Abstract 12426: Long-term Inhibition of A2B Adenosine Receptor is Critical in Reducing Left Ventricular Remodeling and Dysfunction after Myocardial Infarction in Rat
We previously reported that GS-6201, an A2B adenosine receptor (ADOR) antagonist,effectively reduced MI-induced LV remodeling and dysfunction in a rat model suggesting that adenosine released during ischemia contributes to post-MI LV remodeling via activating A2B ADOR. The objective of the present study was to determine the role of adenosine on LV remodeling at different phases of post-ischemia/MI which was accomplished by a cross-over study design.

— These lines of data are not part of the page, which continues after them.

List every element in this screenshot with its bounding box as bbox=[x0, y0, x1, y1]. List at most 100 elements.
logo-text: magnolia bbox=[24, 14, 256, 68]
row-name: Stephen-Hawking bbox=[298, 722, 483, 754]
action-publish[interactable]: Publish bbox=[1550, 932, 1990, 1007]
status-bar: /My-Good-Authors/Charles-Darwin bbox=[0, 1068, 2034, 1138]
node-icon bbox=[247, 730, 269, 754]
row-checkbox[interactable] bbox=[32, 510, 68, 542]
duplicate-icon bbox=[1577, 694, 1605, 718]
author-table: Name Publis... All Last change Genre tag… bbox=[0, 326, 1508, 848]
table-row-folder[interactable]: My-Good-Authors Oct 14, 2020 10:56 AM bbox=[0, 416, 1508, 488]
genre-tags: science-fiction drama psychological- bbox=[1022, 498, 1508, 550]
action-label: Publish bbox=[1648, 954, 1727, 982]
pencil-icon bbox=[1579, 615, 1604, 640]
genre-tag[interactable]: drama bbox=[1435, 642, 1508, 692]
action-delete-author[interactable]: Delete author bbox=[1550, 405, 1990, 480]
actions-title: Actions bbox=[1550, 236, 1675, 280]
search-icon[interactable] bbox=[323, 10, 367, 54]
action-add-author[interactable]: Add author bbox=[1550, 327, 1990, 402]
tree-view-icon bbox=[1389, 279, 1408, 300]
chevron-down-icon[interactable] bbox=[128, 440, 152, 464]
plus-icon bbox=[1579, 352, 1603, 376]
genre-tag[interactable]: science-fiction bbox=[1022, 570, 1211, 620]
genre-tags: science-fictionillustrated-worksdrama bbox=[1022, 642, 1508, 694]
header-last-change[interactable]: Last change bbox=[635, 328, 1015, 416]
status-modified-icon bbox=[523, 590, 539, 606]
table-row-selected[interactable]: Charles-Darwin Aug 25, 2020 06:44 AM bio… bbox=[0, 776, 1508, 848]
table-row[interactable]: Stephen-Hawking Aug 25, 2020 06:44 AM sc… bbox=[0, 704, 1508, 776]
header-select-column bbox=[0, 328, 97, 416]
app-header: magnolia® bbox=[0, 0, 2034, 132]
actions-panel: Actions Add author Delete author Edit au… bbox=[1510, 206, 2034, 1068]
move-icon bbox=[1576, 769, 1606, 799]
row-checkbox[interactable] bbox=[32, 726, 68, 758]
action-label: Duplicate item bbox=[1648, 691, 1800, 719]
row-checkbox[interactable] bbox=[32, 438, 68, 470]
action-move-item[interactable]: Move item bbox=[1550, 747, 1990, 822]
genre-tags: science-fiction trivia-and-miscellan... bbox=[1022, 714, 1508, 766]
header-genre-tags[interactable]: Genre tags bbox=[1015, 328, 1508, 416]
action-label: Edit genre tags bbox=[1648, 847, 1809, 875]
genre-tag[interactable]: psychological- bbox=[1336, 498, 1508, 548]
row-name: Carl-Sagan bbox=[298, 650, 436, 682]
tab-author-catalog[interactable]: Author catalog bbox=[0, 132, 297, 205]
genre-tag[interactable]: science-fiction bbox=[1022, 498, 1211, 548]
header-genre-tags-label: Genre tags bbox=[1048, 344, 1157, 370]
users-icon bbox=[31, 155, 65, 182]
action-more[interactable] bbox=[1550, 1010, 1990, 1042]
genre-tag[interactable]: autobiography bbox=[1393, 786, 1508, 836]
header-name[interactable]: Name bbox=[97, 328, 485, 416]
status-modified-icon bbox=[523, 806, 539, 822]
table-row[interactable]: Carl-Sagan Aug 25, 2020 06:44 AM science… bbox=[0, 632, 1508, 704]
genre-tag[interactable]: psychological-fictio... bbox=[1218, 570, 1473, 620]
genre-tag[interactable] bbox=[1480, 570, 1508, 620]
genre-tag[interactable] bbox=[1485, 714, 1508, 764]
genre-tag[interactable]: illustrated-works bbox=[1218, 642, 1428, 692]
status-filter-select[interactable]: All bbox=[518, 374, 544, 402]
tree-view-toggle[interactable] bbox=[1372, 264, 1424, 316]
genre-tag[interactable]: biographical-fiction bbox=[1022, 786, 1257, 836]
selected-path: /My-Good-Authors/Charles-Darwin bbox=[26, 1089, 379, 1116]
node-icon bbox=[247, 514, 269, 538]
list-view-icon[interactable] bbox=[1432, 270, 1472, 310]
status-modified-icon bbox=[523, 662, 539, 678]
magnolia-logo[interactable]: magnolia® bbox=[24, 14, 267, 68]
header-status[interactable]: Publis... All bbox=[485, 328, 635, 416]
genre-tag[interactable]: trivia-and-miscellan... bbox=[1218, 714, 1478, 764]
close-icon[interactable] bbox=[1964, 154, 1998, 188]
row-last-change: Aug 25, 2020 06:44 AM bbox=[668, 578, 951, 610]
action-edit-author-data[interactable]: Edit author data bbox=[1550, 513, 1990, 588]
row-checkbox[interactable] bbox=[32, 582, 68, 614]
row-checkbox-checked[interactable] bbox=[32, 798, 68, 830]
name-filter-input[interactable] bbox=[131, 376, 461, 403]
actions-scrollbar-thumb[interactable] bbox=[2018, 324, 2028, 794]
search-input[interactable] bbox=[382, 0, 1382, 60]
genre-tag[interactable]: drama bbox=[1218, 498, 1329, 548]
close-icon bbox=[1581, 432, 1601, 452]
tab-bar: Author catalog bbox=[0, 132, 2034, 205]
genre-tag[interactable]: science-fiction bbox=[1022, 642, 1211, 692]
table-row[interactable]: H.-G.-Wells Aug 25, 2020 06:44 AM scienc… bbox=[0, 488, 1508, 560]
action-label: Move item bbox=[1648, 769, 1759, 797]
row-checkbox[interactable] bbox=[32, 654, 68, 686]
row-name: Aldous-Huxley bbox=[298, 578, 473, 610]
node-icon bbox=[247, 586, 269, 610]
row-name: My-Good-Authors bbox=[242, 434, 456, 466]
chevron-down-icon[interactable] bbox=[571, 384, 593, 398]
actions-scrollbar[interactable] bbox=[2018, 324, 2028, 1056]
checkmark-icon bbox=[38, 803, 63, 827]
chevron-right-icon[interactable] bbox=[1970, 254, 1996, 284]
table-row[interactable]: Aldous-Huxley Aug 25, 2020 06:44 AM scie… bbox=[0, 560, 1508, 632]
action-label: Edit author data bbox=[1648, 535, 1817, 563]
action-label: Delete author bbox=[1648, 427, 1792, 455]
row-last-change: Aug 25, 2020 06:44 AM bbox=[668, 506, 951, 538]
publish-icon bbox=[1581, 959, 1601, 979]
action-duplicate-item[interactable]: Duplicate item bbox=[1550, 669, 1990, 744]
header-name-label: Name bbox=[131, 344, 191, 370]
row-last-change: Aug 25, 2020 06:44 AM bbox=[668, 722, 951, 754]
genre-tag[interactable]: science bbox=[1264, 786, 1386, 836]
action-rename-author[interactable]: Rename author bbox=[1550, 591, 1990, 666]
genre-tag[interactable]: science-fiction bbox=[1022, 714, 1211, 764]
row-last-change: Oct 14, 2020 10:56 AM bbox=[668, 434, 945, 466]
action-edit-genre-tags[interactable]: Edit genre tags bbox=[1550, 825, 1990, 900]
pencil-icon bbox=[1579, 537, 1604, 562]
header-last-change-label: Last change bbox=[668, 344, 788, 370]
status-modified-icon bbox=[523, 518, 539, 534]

One week after MI, animals were treated with either vehicle (Veh) or GS-6201 (GS, 30 mg/kg) via oral gavage once daily. At week 3 post-MI, 10 out of 18 rats in vehicle group were switched to GS (Veh→GS); similarly, 10 out of 20 rats receiving GS were switched to Veh (GS→Veh) and the treatments were continued for another 7 weeks. Sham group (n=10) was not subjected to MI or any treatment. The changes in LV geometry and function were assessed by serial echocardiography for 10 weeks. As shown in Figure 1, LV dysfunction developed in Veh treated animals. Treatment with GS throughout the study period significantly increased LV ejection fraction and fractional shortening, improved cardiac output and reduced LV volume as well as LV diameter in systole. However, when GS treatment was withdrawn at wk 3 post-MI, its beneficial effect was gradually reduced (Fig 1. A). On the other hand, a delayed treatment with GS, i.e. starting at 3 wk post-MI, prevented further deterioration of LV function (Fig 1. B) and remodeling in the subsequent weeks. In summary, a long-term inhibition of A2B adenosine receptor is required to maintain a sustained protection on MI-induced LV dysfunction and remodeling. In addition, GS was still efficacious when the treatment was initiated at a relatively advanced stage of LV remodeling following MI suggesting that adenosine plays an important role in all phases of post-MI remodeling.
- © 2013 by American Heart Association, Inc.